I have seen toy photography on Instagram for a while, but it wasn’t until I was bored at home that I started having a go at it myself. I saw it as an opportunity to escape to other worlds, but then I fell in love with the magic of it and the people in the community.
For me, the thing that makes me happier, is to make better pictures than I did yesterday. And of course, the community recognition is also a wonderful feeling. My most treasured feedback from the community has been to win Brickcentral’s monthly theme and to be spotlight artist there, and now here in the Feature Friday. The photographers in these communities are all amazing, and to be selected to stand up among them is a real treasure.
Usually, my pictures are related to nature, in or around nature. I like to shoot fleeting moments of peace and wonder. I also like to shoot stills of a story, sometimes referencing movies or books and fairytales, sometimes moments of daily life.

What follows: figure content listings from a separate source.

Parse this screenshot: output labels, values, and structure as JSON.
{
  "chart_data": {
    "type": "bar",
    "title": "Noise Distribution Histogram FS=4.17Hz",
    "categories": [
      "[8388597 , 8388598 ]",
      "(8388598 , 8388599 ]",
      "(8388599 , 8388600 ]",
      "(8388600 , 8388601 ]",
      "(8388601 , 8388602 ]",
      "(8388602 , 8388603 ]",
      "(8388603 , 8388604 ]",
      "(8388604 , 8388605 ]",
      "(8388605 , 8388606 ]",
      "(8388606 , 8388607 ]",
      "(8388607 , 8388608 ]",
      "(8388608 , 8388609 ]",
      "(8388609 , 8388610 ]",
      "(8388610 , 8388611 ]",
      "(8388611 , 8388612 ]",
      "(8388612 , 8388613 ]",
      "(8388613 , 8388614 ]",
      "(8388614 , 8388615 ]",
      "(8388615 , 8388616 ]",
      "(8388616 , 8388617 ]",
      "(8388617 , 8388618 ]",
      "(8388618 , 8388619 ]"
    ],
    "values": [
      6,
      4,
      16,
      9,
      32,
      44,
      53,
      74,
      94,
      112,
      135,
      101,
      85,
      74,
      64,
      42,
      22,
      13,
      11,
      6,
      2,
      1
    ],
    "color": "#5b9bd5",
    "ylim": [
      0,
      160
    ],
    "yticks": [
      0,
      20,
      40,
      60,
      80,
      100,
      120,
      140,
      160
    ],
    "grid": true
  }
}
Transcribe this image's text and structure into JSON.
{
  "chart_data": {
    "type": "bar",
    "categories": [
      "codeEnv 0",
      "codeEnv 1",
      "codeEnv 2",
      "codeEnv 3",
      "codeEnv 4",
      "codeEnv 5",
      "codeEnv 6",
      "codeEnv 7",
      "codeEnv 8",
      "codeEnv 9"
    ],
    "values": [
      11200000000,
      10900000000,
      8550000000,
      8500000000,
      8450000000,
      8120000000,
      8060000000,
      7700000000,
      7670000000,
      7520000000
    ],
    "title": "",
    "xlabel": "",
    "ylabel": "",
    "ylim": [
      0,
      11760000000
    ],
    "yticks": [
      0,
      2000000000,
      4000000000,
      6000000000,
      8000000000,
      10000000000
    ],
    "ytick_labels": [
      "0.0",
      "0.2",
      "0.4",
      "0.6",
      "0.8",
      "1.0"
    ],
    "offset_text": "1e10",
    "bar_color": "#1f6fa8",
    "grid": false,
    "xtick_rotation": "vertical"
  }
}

What I mostly looking for in my pictures is to trigger an emotion and perhaps anticipation. I want them to feel wonder and peace most of the times, and excitement or fun occasionally.
I usually start with a minifigure I want to shoot. I tend to play in my head with places this figure can be in and what can it be doing.
I build the whole scene in my head, sometimes with a sketch on paper to help, and I decide where the figures are, what are they doing, which accessories are around, animals, plants and so on. I also think about what lighting I’m going to use, how soft or hard and where I want it to fall, and if there is a special effect I want to add.
Once I have a good idea in my head of what I want, I then start building. Of course, some things get tweaked along the process, some things are added, and some removed. The final details are created with the camera already prepared and looking at the screen, so I can have an idea of what it will look like. Some things look good in when they are in front of me, but then in the screen of the camera it does not look right. It looks crowded, or too empty, the colors don’t match, or funny things are coming out of the main character’s head.
Once I have an image I like in camera, I upload it to Lightroom and modify the settings until I get the colors and feeling I’m looking for. I don’t usually go overboard with processing. If there are wires or something to be removed, I’ll do that on Photoshop. I usually do not add a lot of extra effects, just some details and perhaps some lights or magic. Occasionally, I do replace the sky in Photoshop to make it a bit more interesting.
I usually shoot indoors, on top of a small Ikea table, under a window. I tend to build natural environments on it, to recreate forests, fields, winter landscapes, or deserts. My next personal challenge is water, either lakes or rivers, maybe even the ocean. Building all this indoors let me control a lot of the landscape, from the lighting to the background and the colors.
There are small things around my desk to help me with the pictures, but they are not very surprising. I have blue tack and a wire with a stud hot glued on one side to hold things in place and flying. I have all kinds of papers and cardboards for floors and backgrounds and to bounce and block light. A little more surprising, I have a jar of ground coffee that I use for dark soil, it smells better and keeps better than actual soil.
But not all works well the first time. A mistake I usually make, although less and less often, is the missed focus, where the eyes of my subject are not the main part in focus. With such small figures, autofocus is your worst enemy, but I still use it frequently. The miss focus really drives me crazy, and of course I notice when other people have the same issue. Not fully assembled figures or builds are also an error I make, where there is a tiny line between two pieces that are almost together but not quite. That’s horrible to fix in post processing and very often impossible. I also make a lot of mistakes in lighting, but I’m slowly learning. I use the community’s pictures and tutorials to learn what I like and what I don’t like, because at the end of the day, this is about taste as much as skill.
One piece of advice I will say is that it’s ok when the first picture does not work. Or the second, or the third. Just keep trying different things and different ways of doing things. I used to get blocked when the picture I had in my head and the one coming from the camera did not match. But that’s fine, you adapt, and you try something else. Not all the pictures you take are going to be pieces of art.
And you don’t really need anything to start, except a phone’s camera and a toy. You can find all you need at home or in the street. Take lots of pictures, watch lots of other people’s pictures, and slowly learn what you like and how to achieve what you want.